So I was doing a little research into Old School Dungeons and Dragons scenarios and inevitably came across the Tomb of Horrors, a place filled with death traps and powerful monsters where even the fake versions of the demi lich Acererak could take down several adventurers. I managed to find a version updated for DnD 3.5, which, while very severe, is actually a toned down version of the original, acording to the Tomb of Horrors TvTropes page.
Although the chances are that you’ll lose half a dozen characters before they get into the tomb, this Nintendo hard scenario was voted the 3rd best ever in Dungeon Magazine 116.
Something clicked in my brain after reading this. I’ve long been an advocate of having decisions in gamebooks having logical consequences and making sure that characters are not killed early and often for making a wrong turn or for not picking up item x three rooms back.
However, I think this approach seems to be leaving out a certain group of readers.
The evidence has been around me for a while; I just hadn’t noticed it. For example, there are several RPG systems such as Call of Cthulu or Warhammer Fantasy Roleplay where death is not only inevitable, it is usually favourable to the alternatives (going insane from seeing an eldritch abomination or being mutated by the forces of Chaos for example) or it is just an accepted part of character creation such as in Dungeon Crawl Classics. Despite the inevitable bloodbath, people are still entertained by these games and continue to play them.
This Grognardia retrospective on the Tomb of Horrors provided a little insight into why it is still entertaining – it appeals to gamers as a challenge in order to win. Being able to win the Tomb of Horrors would certainly be an achievement by showing off your initiative and problem solving abilities.
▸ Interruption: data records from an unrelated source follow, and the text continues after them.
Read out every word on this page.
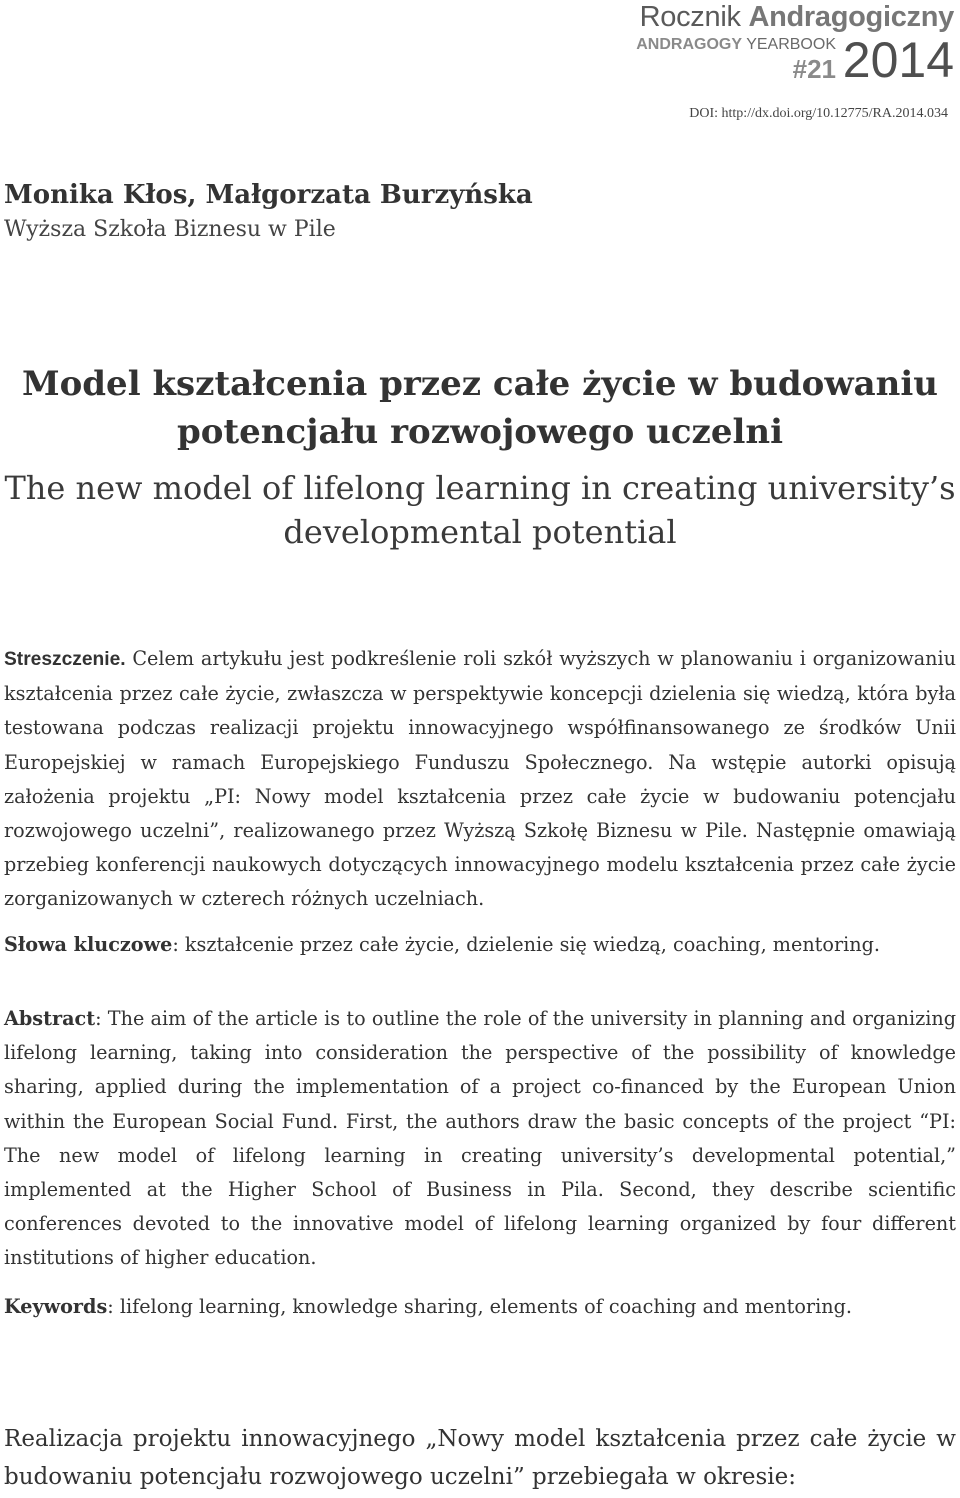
Rocznik Andragogiczny
ANDRAGOGY YEARBOOK
#21 2014
DOI: http://dx.doi.org/10.12775/RA.2014.034
Monika Kłos, Małgorzata Burzyńska
Wyższa Szkoła Biznesu w Pile
Model kształcenia przez całe życie w budowaniu
potencjału rozwojowego uczelni
The new model of lifelong learning in creating university’s
developmental potential
Streszczenie. Celem artykułu jest podkreślenie roli szkół wyższych w planowaniu i organizowaniu kształcenia przez całe życie, zwłaszcza w perspektywie koncepcji dzielenia się wiedzą, która była testowana podczas realizacji projektu innowacyjnego współfinansowanego ze środków Unii Europejskiej w ramach Europejskiego Funduszu Społecznego. Na wstępie autorki opisują założenia projektu „PI: Nowy model kształcenia przez całe życie w budowaniu potencjału rozwojowego uczelni”, realizowanego przez Wyższą Szkołę Biznesu w Pile. Następnie omawiają przebieg konferencji naukowych dotyczących innowacyjnego modelu kształcenia przez całe życie zorganizowanych w czterech różnych uczelniach.
Słowa kluczowe: kształcenie przez całe życie, dzielenie się wiedzą, coaching, mentoring.
Abstract: The aim of the article is to outline the role of the university in planning and organizing lifelong learning, taking into consideration the perspective of the possibility of knowledge sharing, applied during the implementation of a project co-financed by the European Union within the European Social Fund. First, the authors draw the basic concepts of the project “PI: The new model of lifelong learning in creating university’s developmental potential,” implemented at the Higher School of Business in Pila. Second, they describe scientific conferences devoted to the innovative model of lifelong learning organized by four different institutions of higher education.
Keywords: lifelong learning, knowledge sharing, elements of coaching and mentoring.
Realizacja projektu innowacyjnego „Nowy model kształcenia przez całe życie w budowaniu potencjału rozwojowego uczelni” przebiegała w okresie:
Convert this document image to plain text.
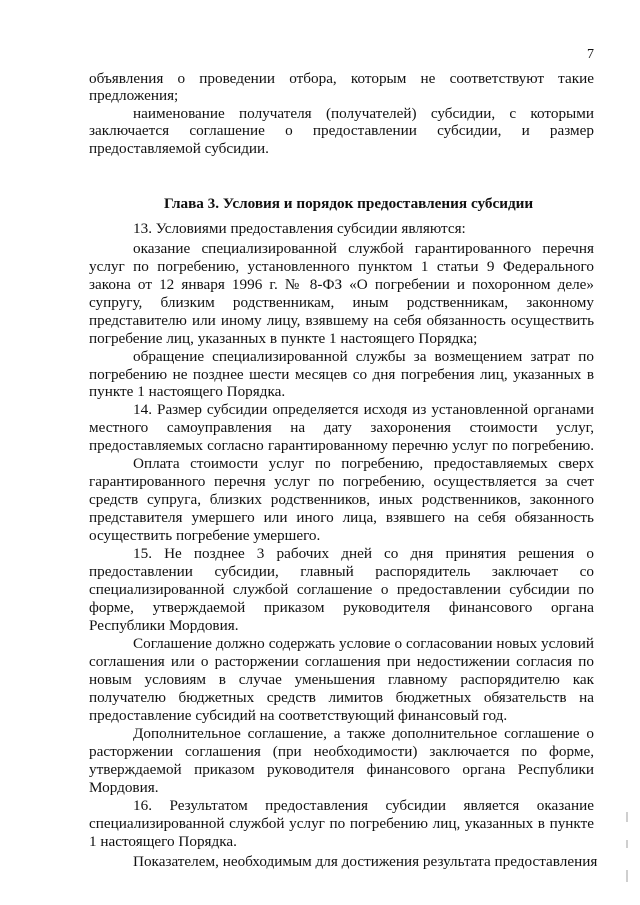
7
объявления о проведении отбора, которым не соответствуют такие
предложения;
наименование получателя (получателей) субсидии, с которыми
заключается соглашение о предоставлении субсидии, и размер
предоставляемой субсидии.
Глава 3. Условия и порядок предоставления субсидии
13. Условиями предоставления субсидии являются:
оказание специализированной службой гарантированного перечня
услуг по погребению, установленного пунктом 1 статьи 9 Федерального
закона от 12 января 1996 г. № 8-ФЗ «О погребении и похоронном деле»
супругу, близким родственникам, иным родственникам, законному
представителю или иному лицу, взявшему на себя обязанность осуществить
погребение лиц, указанных в пункте 1 настоящего Порядка;
обращение специализированной службы за возмещением затрат по
погребению не позднее шести месяцев со дня погребения лиц, указанных в
пункте 1 настоящего Порядка.
14. Размер субсидии определяется исходя из установленной органами
местного самоуправления на дату захоронения стоимости услуг,
предоставляемых согласно гарантированному перечню услуг по погребению.
Оплата стоимости услуг по погребению, предоставляемых сверх
гарантированного перечня услуг по погребению, осуществляется за счет
средств супруга, близких родственников, иных родственников, законного
представителя умершего или иного лица, взявшего на себя обязанность
осуществить погребение умершего.
15. Не позднее 3 рабочих дней со дня принятия решения о
предоставлении субсидии, главный распорядитель заключает со
специализированной службой соглашение о предоставлении субсидии по
форме, утверждаемой приказом руководителя финансового органа
Республики Мордовия.
Соглашение должно содержать условие о согласовании новых условий
соглашения или о расторжении соглашения при недостижении согласия по
новым условиям в случае уменьшения главному распорядителю как
получателю бюджетных средств лимитов бюджетных обязательств на
предоставление субсидий на соответствующий финансовый год.
Дополнительное соглашение, а также дополнительное соглашение о
расторжении соглашения (при необходимости) заключается по форме,
утверждаемой приказом руководителя финансового органа Республики
Мордовия.
16. Результатом предоставления субсидии является оказание
специализированной службой услуг по погребению лиц, указанных в пункте
1 настоящего Порядка.
Показателем, необходимым для достижения результата предоставления
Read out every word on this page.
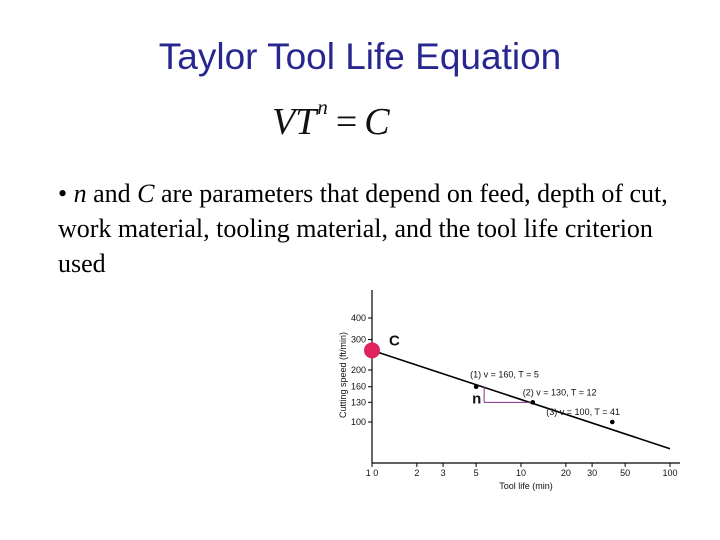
Taylor Tool Life Equation
$VT^n = C$
• n and C are parameters that depend on feed, depth of cut, work material, tooling material, and the tool life criterion used
1 0	2 3	5	10	20 30	50	100
100
130
160
200
300
400
Tool life (min)
Cutting speed (ft/min)	n
(1) v = 160, T = 5
(2) v = 130, T = 12
(3) v = 100, T = 41
C
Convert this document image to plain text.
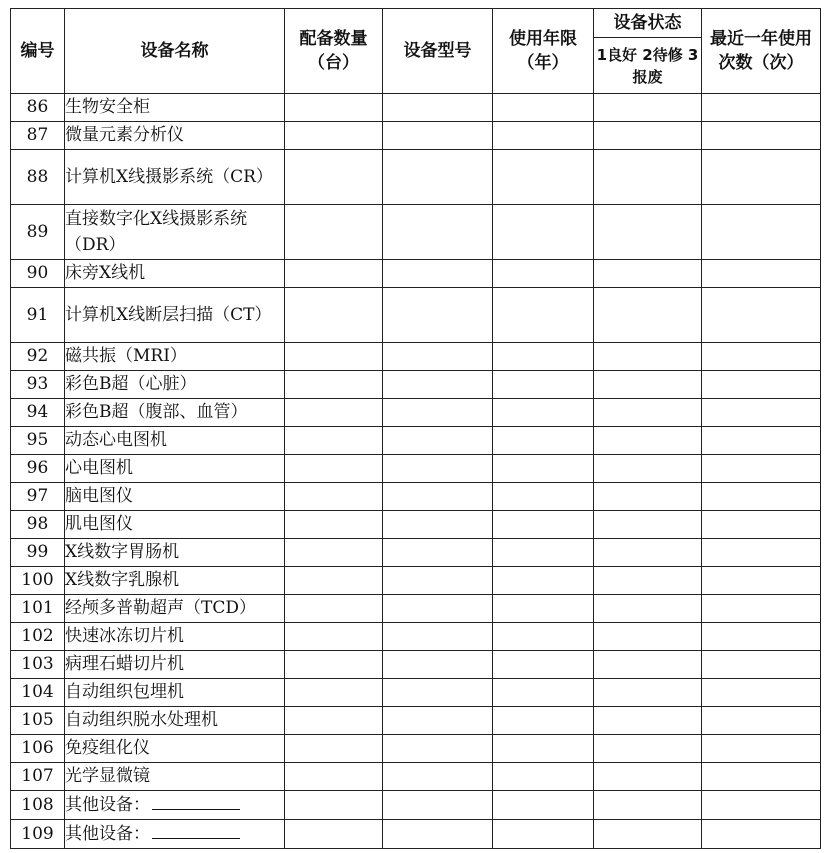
编号	设备名称	配备数量（台）	设备型号	使用年限（年）	设备状态	最近一年使用次数（次）
					1良好 2待修 3报废	
86	生物安全柜					
87	微量元素分析仪					
88	计算机X线摄影系统（CR）					
89	直接数字化X线摄影系统（DR）					
90	床旁X线机					
91	计算机X线断层扫描（CT）					
92	磁共振（MRI）					
93	彩色B超（心脏）					
94	彩色B超（腹部、血管）					
95	动态心电图机					
96	心电图机					
97	脑电图仪					
98	肌电图仪					
99	X线数字胃肠机					
100	X线数字乳腺机					
101	经颅多普勒超声（TCD）					
102	快速冰冻切片机					
103	病理石蜡切片机					
104	自动组织包埋机					
105	自动组织脱水处理机					
106	免疫组化仪					
107	光学显微镜					
108	其他设备：					
109	其他设备：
As I have written in my Adventurer blog post, gamebooks cannot approach such challanges in the same way as the gamebook author cannot anticipate and plan for every option available to the players in advance. However, there is this great post from Fighting Fantasist which quotes Pete Tamlyn in this article stating that if all of the decisions in a gamebook were fair and had logical consequences, then the gamebook would be far far too easy (on the other side of the coin, some Lone Wolf books are too easy because of the logical consequences to decisions but they still provide entertainment due to Magnamund being such a rich fantasy world to explore and the fact that Lone Wolf is an epic saga).
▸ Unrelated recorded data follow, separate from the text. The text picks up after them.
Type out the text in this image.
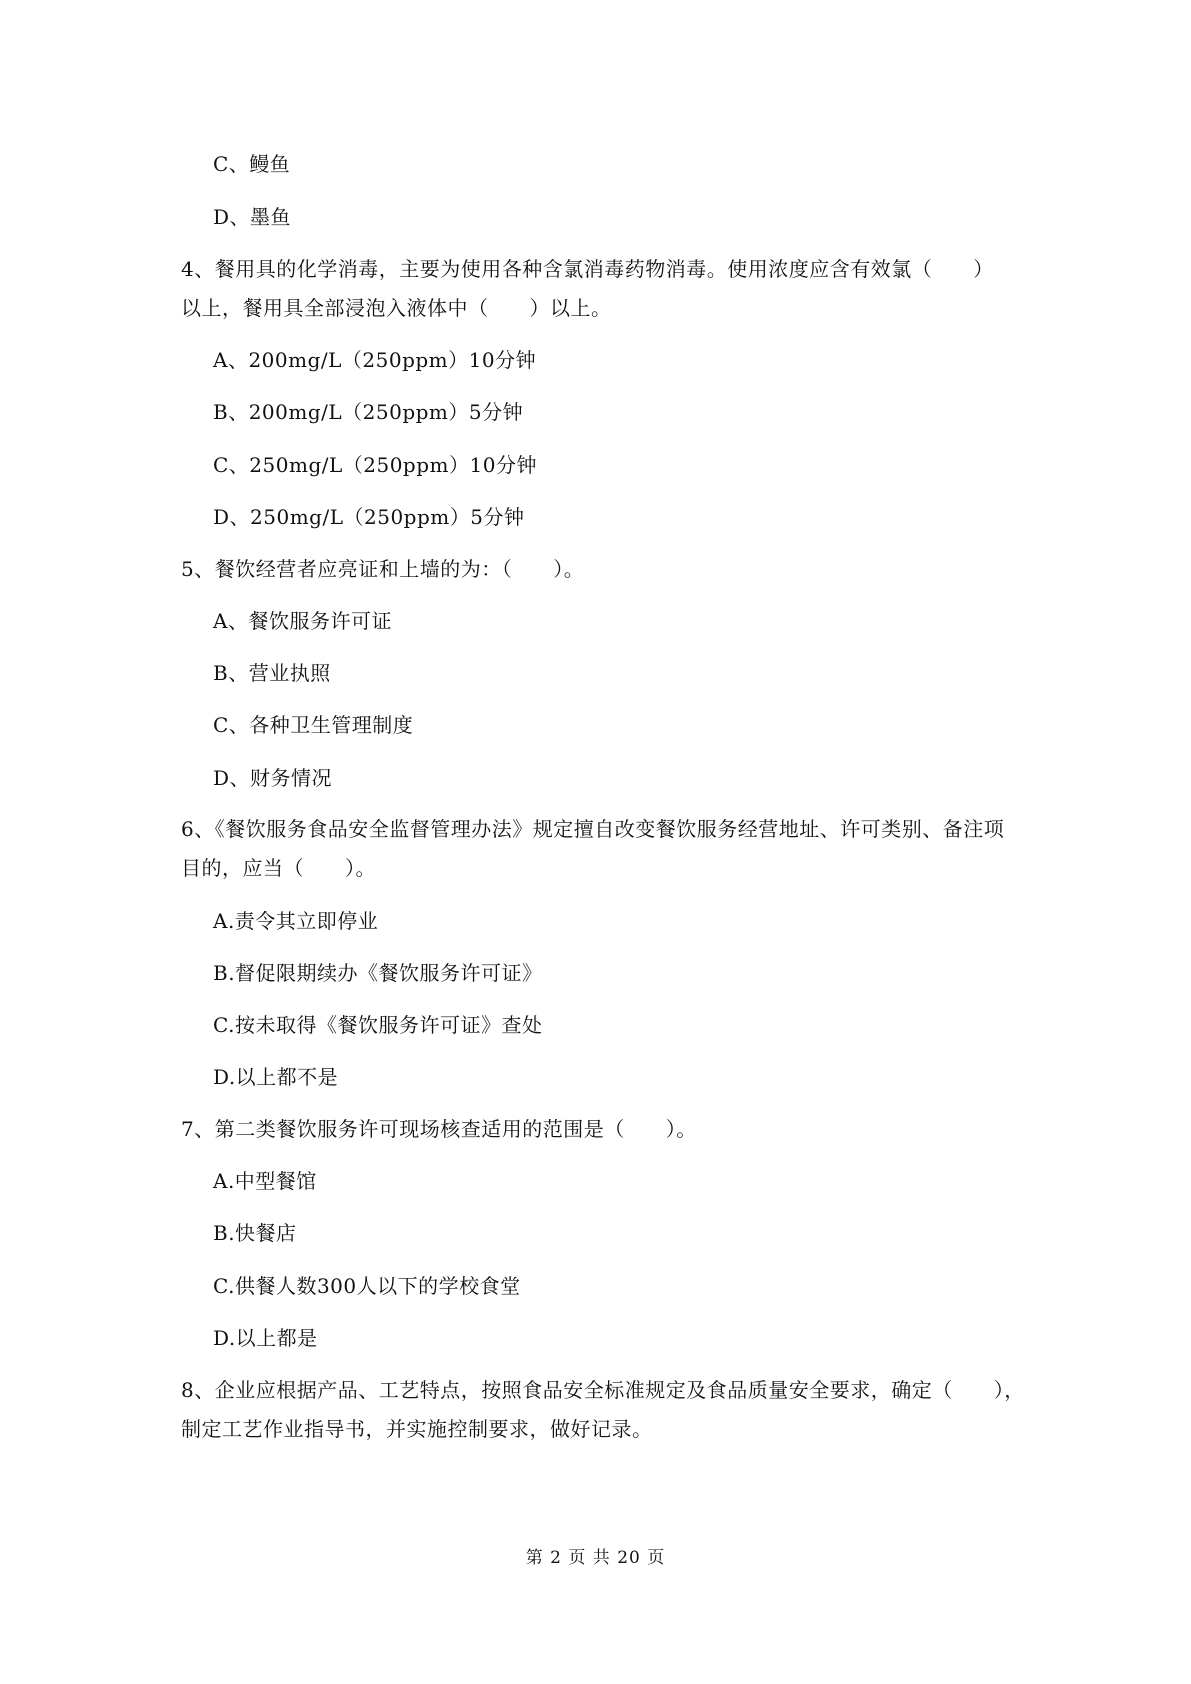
C、鳗鱼
D、墨鱼
4、餐用具的化学消毒，主要为使用各种含氯消毒药物消毒。使用浓度应含有效氯（　　）
以上，餐用具全部浸泡入液体中（　　）以上。
A、200mg/L（250ppm）10分钟
B、200mg/L（250ppm）5分钟
C、250mg/L（250ppm）10分钟
D、250mg/L（250ppm）5分钟
5、餐饮经营者应亮证和上墙的为：（　　）。
A、餐饮服务许可证
B、营业执照
C、各种卫生管理制度
D、财务情况
6、《餐饮服务食品安全监督管理办法》规定擅自改变餐饮服务经营地址、许可类别、备注项
目的，应当（　　）。
A.责令其立即停业
B.督促限期续办《餐饮服务许可证》
C.按未取得《餐饮服务许可证》查处
D.以上都不是
7、第二类餐饮服务许可现场核查适用的范围是（　　）。
A.中型餐馆
B.快餐店
C.供餐人数300人以下的学校食堂
D.以上都是
8、企业应根据产品、工艺特点，按照食品安全标准规定及食品质量安全要求，确定（　　），
制定工艺作业指导书，并实施控制要求，做好记录。
第 2 页 共 20 页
Which leads me to the reason why gamebooks such as the Warlock of Firetop Mountain and Deathtrap Dungeon are considered classics despite the fact that they are full of decisions with arbitrary consequences and victory being decided on whether you just happened to have picked up the correct items for the end.
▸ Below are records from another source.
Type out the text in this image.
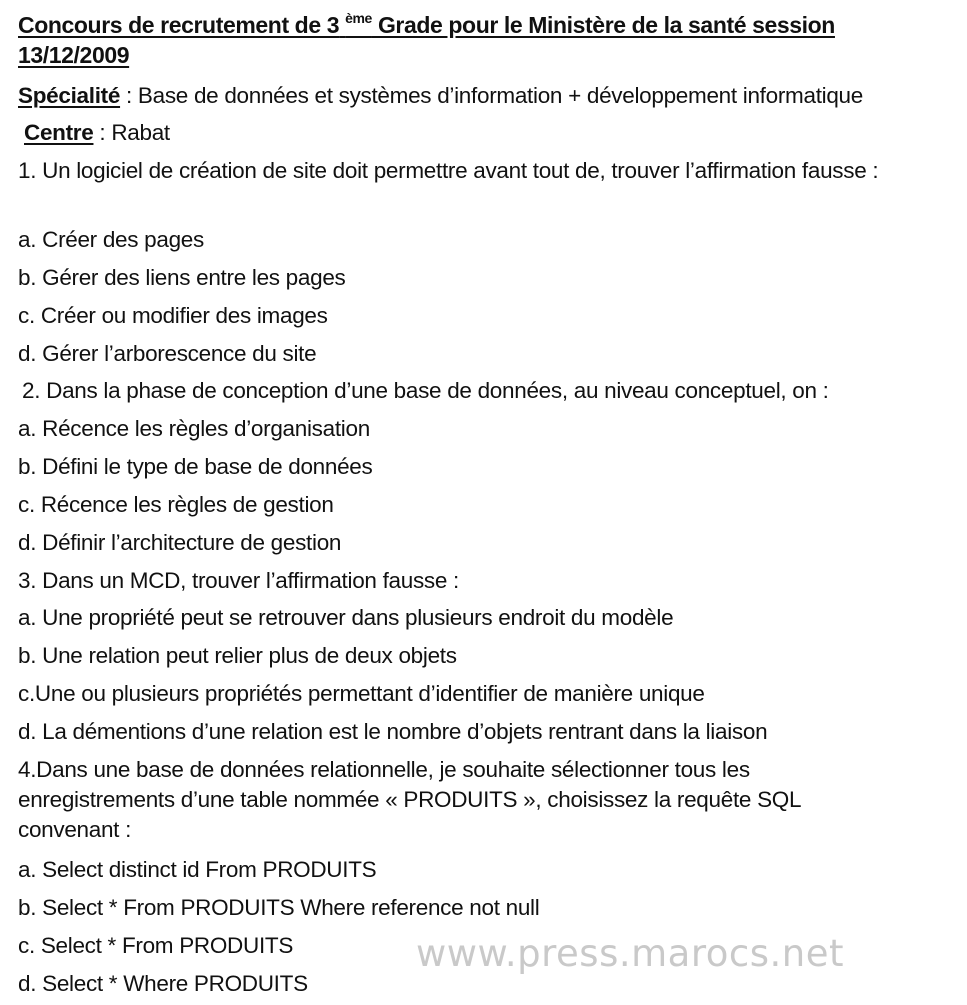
Concours de recrutement de 3 $^{ème}$ Grade pour le Ministère de la santé session 13/12/2009
Spécialité : Base de données et systèmes d’information + développement informatique
Centre : Rabat
1. Un logiciel de création de site doit permettre avant tout de, trouver l’affirmation fausse :
a. Créer des pages
b. Gérer des liens entre les pages
c. Créer ou modifier des images
d. Gérer l’arborescence du site
2. Dans la phase de conception d’une base de données, au niveau conceptuel, on :
a. Récence les règles d’organisation
b. Défini le type de base de données
c. Récence les règles de gestion
d. Définir l’architecture de gestion
3. Dans un MCD, trouver l’affirmation fausse :
a. Une propriété peut se retrouver dans plusieurs endroit du modèle
b. Une relation peut relier plus de deux objets
c.Une ou plusieurs propriétés permettant d’identifier de manière unique
d. La démentions d’une relation est le nombre d’objets rentrant dans la liaison
4.Dans une base de données relationnelle, je souhaite sélectionner tous les enregistrements d’une table nommée « PRODUITS », choisissez la requête SQL convenant :
a. Select distinct id From PRODUITS
b. Select * From PRODUITS Where reference not null
c. Select * From PRODUITS
d. Select * Where PRODUITS
www.press.marocs.net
They are challenging and some people like a challenge (such as the champion and puzzle solver gamebook player type). Even an unfair challenge.
Also, all things considered, the penalty for losing these games is the death of an imaginary character who you rolled up three hours ago. Not big when you think about it. It’s not like it was a level 17 rogue/ranger who I had put months of effort into.
I guess when I was younger, I got too precious about my characters dying and wanted to cheat to save them, but, by reading about the Tomb of Horrors, RPGs where characters always get killed off and blogs of gamebook playthroughs where most of them end in failure (here, here, here, here, here and here), I have come to the conclusion that, with certain provisios such as fair dice rolling and being part of a fun story, having your character die horribly or fail to get the treasure doesn’t necessarily put a dampener on the entertainment value of a gamebook.